This patch is provided as a temporary fix for the OpenClaw project. The original code and fixes are under the OpenClaw project license.


Last updated: February 2026

# =====================================
# OpenClaw Audio Binary Injection Fix
# =====================================
#
# WHAT THIS FIXES:
# ----------------
# Voice messages (especially from Telegram) were being treated as text files
# instead of audio. This caused the raw audio binary to be dumped into the
# chat context, wasting thousands of tokens and breaking conversations.
#
# SYMPTOMS:
# - Bot stops responding after a few voice messages
# - Session token count explodes to 200K+ with just a few voice notes
# - Voice messages show as "text/tab-separated-values" in logs
#
# THE FIX:
# --------
# Skips audio files from being embedded as text. Only the transcription
# (the converted text) goes to the AI, not the raw audio file.
#
# APPLICABLE TO:
# --------------
# - OpenClaw v2026.1.30 and earlier
# - Affects: Telegram voice messages, Discord audio, all voice notes
#
# ============================================================================
# INSTALLATION INSTRUCTIONS
# ============================================================================
#
# STEP 1: Find your OpenClaw installation directory
#
# macOS (Homebrew):
# /opt/homebrew/lib/node_modules/openclaw/
#
# Linux (nvm):
# ~/.nvm/versions/node/v22.22.0/lib/node_modules/openclaw/
#
# Linux (npm global):
# /usr/lib/node_modules/openclaw/
#
# Windows:
# %APPDATA%\npm\node_modules\openclaw\
#
# STEP 2: Apply this patch
#
# From this directory, run:
#
# patch -p1 < fix-audio-binary.patch /path/to/openclaw/dist/media-understanding/apply.js
#
# Or edit the file manually:
# - Open: dist/media-understanding/apply.js
# - Apply the changes shown in the "Patch" section below
#
# STEP 3: Restart OpenClaw
#
# openclaw gateway restart
#
# VERIFICATION:
# Send a voice note. The bot should respond normally, and you should NOT
# see <file name="...ogg" mime="text/tab-separated-values"> in the session.
#
# ============================================================================
# PATCH START - Changes to dist/media-understanding/apply.js
# ============================================================================
--- a/dist/media-understanding/apply.js
+++ b/dist/media-understanding/apply.js
@@ -97,6 +97,27 @@ function resolveUtf16Charset(buffer) {
}
return undefined;
}
+
+/**
+ * Detects binary audio files by their magic bytes (file signatures).

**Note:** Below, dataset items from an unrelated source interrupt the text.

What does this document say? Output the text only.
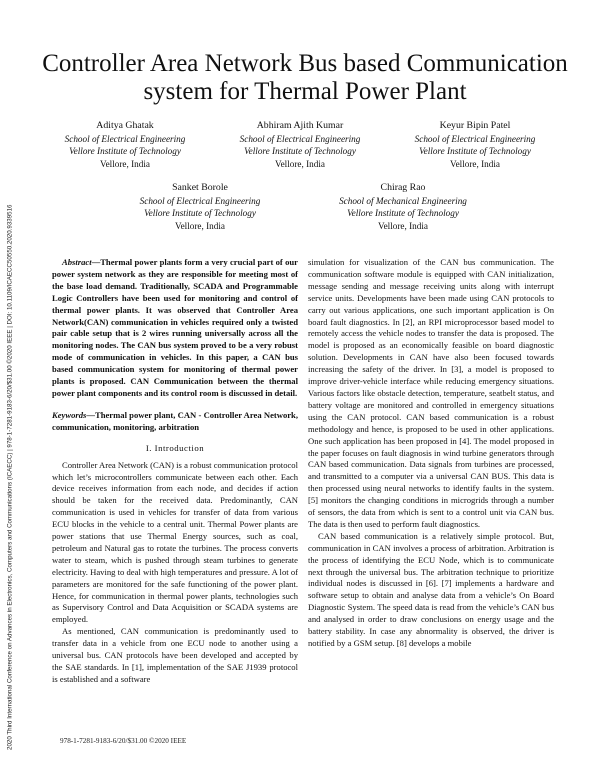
2020 Third International Conference on Advances in Electronics, Computers and Communications (ICAECC) | 978-1-7281-9183-6/20/$31.00 ©2020 IEEE | DOI: 10.1109/ICAECC50550.2020.9339516
Controller Area Network Bus based Communication system for Thermal Power Plant
Aditya Ghatak
School of Electrical Engineering
Vellore Institute of Technology
Vellore, India
Abhiram Ajith Kumar
School of Electrical Engineering
Vellore Institute of Technology
Vellore, India
Keyur Bipin Patel
School of Electrical Engineering
Vellore Institute of Technology
Vellore, India
Sanket Borole
School of Electrical Engineering
Vellore Institute of Technology
Vellore, India
Chirag Rao
School of Mechanical Engineering
Vellore Institute of Technology
Vellore, India

Abstract—Thermal power plants form a very crucial part of our power system network as they are responsible for meeting most of the base load demand. Traditionally, SCADA and Programmable Logic Controllers have been used for monitoring and control of thermal power plants. It was observed that Controller Area Network(CAN) communication in vehicles required only a twisted pair cable setup that is 2 wires running universally across all the monitoring nodes. The CAN bus system proved to be a very robust mode of communication in vehicles. In this paper, a CAN bus based communication system for monitoring of thermal power plants is proposed. CAN Communication between the thermal power plant components and its control room is discussed in detail.

Keywords—Thermal power plant, CAN - Controller Area Network, communication, monitoring, arbitration

I. Introduction

Controller Area Network (CAN) is a robust communication protocol which let’s microcontrollers communicate between each other. Each device receives information from each node, and decides if action should be taken for the received data. Predominantly, CAN communication is used in vehicles for transfer of data from various ECU blocks in the vehicle to a central unit. Thermal Power plants are power stations that use Thermal Energy sources, such as coal, petroleum and Natural gas to rotate the turbines. The process converts water to steam, which is pushed through steam turbines to generate electricity. Having to deal with high temperatures and pressure. A lot of parameters are monitored for the safe functioning of the power plant. Hence, for communication in thermal power plants, technologies such as Supervisory Control and Data Acquisition or SCADA systems are employed.

As mentioned, CAN communication is predominantly used to transfer data in a vehicle from one ECU node to another using a universal bus. CAN protocols have been developed and accepted by the SAE standards. In [1], implementation of the SAE J1939 protocol is established and a software

simulation for visualization of the CAN bus communication. The communication software module is equipped with CAN initialization, message sending and message receiving units along with interrupt service units. Developments have been made using CAN protocols to carry out various applications, one such important application is On board fault diagnostics. In [2], an RPI microprocessor based model to remotely access the vehicle nodes to transfer the data is proposed. The model is proposed as an economically feasible on board diagnostic solution. Developments in CAN have also been focused towards increasing the safety of the driver. In [3], a model is proposed to improve driver-vehicle interface while reducing emergency situations. Various factors like obstacle detection, temperature, seatbelt status, and battery voltage are monitored and controlled in emergency situations using the CAN protocol. CAN based communication is a robust methodology and hence, is proposed to be used in other applications. One such application has been proposed in [4]. The model proposed in the paper focuses on fault diagnosis in wind turbine generators through CAN based communication. Data signals from turbines are processed, and transmitted to a computer via a universal CAN BUS. This data is then processed using neural networks to identify faults in the system. [5] monitors the changing conditions in microgrids through a number of sensors, the data from which is sent to a control unit via CAN bus. The data is then used to perform fault diagnostics.

CAN based communication is a relatively simple protocol. But, communication in CAN involves a process of arbitration. Arbitration is the process of identifying the ECU Node, which is to communicate next through the universal bus. The arbitration technique to prioritize individual nodes is discussed in [6]. [7] implements a hardware and software setup to obtain and analyse data from a vehicle’s On Board Diagnostic System. The speed data is read from the vehicle’s CAN bus and analysed in order to draw conclusions on energy usage and the battery stability. In case any abnormality is observed, the driver is notified by a GSM setup. [8] develops a mobile

978-1-7281-9183-6/20/$31.00 ©2020 IEEE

+ * This prevents OGG/Opus and MP3 files from being misidentified as text
+ * due to their ASCII-heavy headers passing the utf8 text check.
+ *
+ * OGG container: "OggS" (RFC 3533 Section 6)
+ * MP3 with ID3v2: "ID3" (id3.org spec Section 3.1)
+ */
+function hasBinaryAudioMagic(buffer) {
+ if (!buffer || buffer.length < 3) {
+ return false;
+ }
+ // OGG container: "OggS" signature (4 bytes)
+ if (buffer.length >= 4 &&
+ buffer[0] === 0x4F && // O
+ buffer[1] === 0x67 && // g
+ buffer[2] === 0x67 && // g
+ buffer[3] === 0x53) { // S
+ return true;
+ }
+ // MP3 with ID3v2: "ID3" signature (3 bytes)
+ if (buffer[0] === 0x49 && // I
+ buffer[1] === 0x44 && // D
+ buffer[2] === 0x33) { // 3
+ return true;
+ }
+ return false;
+}
+
function looksLikeUtf8Text(buffer) {
if (!buffer || buffer.length === 0) {
return false;
@@ -177,7 +198,7 @@ async function extractFileBlocks(params) {
}
const forcedTextMime = resolveTextMimeFromName(attachment.path ?? attachment.url ?? "");
const kind = forcedTextMime ? "document" : resolveAttachmentKind(attachment);
- if (!forcedTextMime && (kind === "image" || kind === "video")) {
+ if (!forcedTextMime && (kind === "image" || kind === "audio" || kind === "video")) {
continue;
}
if (!limits.allowUrl && attachment.url && !attachment.path) {
@@ -199,6 +220,17 @@ async function extractFileBlocks(params) {
continue;
}
const nameHint = bufferResult?.fileName ?? attachment.path ?? attachment.url;
+
+ // PATCH: Skip audio files by extension (defense-in-depth)
+ // Even if kind detection fails, audio extensions should be skipped
+ // to prevent OGG/Opus binary from being embedded as text.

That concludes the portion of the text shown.